In most instances, you cannot claim home insurance as an expense on your taxes, because homes are used for personal purposes. However, according to the Australian Taxation Office (ATO), you may claim some portion of the home insurance expense if you use your residence to run your home-based business.
Disclaimer
This article is over two years old, last updated on December 16, 2022. While RateCity makes best efforts to update every important article regularly, the information in this piece may not be as relevant as it once was. Alternatively, please consider checking recent home insurance articles.
What is a home-based business?
According to the ATO, a home-based business is where you run your business at home (e.g. a dressmaker who does all their work at home, with clients coming to their home for fittings) or from home (e.g. a tiler who does all their work on clients' premises, but does all their record keeping and stores all their tools and supplies at home), and have a room or space set aside exclusively for business activities.
Running a home-based business isn’t the same as working from home, though you may be able to claim some similar tax deductions.
What are the ATO rules around claiming home insurance on your taxes?
According to the ATO, if you operate some or all of your business from home, you may be able to claim home-based business expenses as tax deductions. These may include:
- occupancy expenses (e.g. mortgage interest or rent, council rates, land taxes, house insurance premiums)
- running expenses (e.g. electricity, phone, decline in value of plant and equipment, furniture and furnishing repairs, cleaning)
- travel expenses for business trips between your home and other locations
You likely won’t be able to claim the full cost of your home insurance or other home expenses as a tax deduction; only the portion that is devoted to business use. For example, if you have a home office, you may be able to deduct the percentage of expenses that were allocated to the home office. You usually calculate occupancy expenses based on the proportion of the floor area of your home that is a place of business and the proportion of the year it was used for business.
Remember that while any office, garage, or other free-standing structure devoted to your business is eligible for the deduction as long as it is your primary place from where you operate your business, not every room that has a desk is considered as an office.

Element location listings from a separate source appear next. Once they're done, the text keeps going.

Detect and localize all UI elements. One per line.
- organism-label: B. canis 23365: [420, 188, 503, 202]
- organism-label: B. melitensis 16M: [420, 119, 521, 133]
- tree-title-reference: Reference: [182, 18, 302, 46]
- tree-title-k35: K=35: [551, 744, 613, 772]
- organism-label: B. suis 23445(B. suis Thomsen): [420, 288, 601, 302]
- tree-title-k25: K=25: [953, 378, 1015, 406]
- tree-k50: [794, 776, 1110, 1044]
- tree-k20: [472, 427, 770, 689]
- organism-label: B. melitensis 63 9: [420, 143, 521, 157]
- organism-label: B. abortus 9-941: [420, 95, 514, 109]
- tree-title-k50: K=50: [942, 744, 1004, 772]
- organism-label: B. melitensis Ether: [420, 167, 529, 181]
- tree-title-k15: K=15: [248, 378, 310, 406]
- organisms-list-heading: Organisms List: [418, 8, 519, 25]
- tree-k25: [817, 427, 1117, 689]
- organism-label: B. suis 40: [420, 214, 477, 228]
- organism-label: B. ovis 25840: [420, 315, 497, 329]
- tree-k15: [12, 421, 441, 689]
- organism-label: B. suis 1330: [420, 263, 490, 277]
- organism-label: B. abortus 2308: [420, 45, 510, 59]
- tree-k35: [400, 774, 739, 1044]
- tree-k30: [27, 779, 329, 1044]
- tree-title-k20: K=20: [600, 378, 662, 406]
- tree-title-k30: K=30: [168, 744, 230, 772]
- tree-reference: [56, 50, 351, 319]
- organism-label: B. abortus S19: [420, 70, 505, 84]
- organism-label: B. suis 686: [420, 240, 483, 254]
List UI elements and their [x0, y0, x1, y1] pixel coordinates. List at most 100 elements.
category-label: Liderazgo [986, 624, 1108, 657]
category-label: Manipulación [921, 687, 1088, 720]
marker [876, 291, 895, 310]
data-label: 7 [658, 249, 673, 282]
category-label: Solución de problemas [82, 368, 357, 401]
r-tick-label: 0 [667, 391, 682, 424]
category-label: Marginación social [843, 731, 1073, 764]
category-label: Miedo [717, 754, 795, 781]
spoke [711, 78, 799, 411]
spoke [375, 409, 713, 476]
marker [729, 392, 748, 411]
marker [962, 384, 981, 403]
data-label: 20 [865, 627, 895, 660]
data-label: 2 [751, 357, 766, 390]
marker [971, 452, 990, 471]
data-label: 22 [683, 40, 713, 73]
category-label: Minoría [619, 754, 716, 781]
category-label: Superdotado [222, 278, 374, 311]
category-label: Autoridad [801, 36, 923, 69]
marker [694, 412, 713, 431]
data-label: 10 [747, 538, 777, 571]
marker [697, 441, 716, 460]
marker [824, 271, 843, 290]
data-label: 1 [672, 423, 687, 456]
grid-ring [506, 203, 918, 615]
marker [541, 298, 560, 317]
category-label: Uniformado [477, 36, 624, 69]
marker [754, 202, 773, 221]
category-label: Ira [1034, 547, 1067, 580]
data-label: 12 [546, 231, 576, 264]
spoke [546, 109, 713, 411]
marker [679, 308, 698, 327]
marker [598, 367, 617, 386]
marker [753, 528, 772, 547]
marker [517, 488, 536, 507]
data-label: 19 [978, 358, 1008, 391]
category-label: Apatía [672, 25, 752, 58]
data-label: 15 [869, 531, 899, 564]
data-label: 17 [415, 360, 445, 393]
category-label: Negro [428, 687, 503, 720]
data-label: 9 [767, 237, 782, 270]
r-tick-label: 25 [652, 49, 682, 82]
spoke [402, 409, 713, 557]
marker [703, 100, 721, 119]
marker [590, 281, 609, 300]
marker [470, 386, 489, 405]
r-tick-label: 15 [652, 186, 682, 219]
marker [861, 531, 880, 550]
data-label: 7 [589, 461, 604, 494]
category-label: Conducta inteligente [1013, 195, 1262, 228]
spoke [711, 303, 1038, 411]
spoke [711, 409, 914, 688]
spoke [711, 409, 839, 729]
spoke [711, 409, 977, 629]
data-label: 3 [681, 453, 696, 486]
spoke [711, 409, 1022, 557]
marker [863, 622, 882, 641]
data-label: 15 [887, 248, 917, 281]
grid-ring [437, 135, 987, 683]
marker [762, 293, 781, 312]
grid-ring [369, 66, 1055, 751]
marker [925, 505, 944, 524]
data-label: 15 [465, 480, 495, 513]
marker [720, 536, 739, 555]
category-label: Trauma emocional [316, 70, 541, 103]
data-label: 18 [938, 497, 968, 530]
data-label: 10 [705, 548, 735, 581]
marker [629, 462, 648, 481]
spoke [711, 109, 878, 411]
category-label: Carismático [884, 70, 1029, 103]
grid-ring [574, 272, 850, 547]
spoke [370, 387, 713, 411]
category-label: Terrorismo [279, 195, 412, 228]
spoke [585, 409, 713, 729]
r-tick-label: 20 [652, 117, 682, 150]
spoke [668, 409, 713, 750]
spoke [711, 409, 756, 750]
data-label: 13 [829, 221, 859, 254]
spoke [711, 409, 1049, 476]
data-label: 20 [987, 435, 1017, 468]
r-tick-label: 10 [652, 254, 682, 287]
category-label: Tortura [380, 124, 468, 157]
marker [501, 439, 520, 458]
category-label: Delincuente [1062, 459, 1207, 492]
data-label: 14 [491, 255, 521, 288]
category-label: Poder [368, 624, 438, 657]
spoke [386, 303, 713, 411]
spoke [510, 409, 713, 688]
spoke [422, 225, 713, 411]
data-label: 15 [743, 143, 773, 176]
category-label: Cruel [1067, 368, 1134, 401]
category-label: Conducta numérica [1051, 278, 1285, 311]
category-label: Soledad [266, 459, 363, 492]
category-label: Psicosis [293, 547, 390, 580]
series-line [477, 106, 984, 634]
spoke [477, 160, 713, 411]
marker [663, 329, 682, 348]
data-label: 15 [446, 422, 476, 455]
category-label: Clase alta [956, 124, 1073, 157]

You can only claim occupancy expenses (such as home insurance) if the area of your house set aside for your business has the characteristics of a ‘place of business’ such as:
- clearly identifiable as a place of business (such as a sign at the front of your house)
- not easily suitable or adaptable for private or domestic use
- used exclusively or almost exclusively for your business
- used regularly for business visits by your clients.
The same rules apply if most of your business is conducted online.
You also won’t be able to guess or estimate your home business expenses. The ATO requires that you keep records for at least five years to show that your business incurred the expenses and how you calculate your claim.
This includes written evidence, tax invoices or receipts for:
- purchase and repairs of equipment, furniture and furnishings used for your business
- utility bills and cleaning expenses
- mortgage interest, rent, insurance and council rates (if you claim occupancy expenses)
- rental contract between homeowner and business (if you claim occupancy expenses)
- how you separate your business and private use (for example, a diary over a representative 4-week period or records of how you calculated the percentage of your floor plan dedicated to your business).
Because rules and regulations around taxation and claiming business expenses as deductions can be complex and may be updated frequently, you may want to check with the ATO and/or a qualified tax accountant before you consider claiming part of your home insurance on your taxes.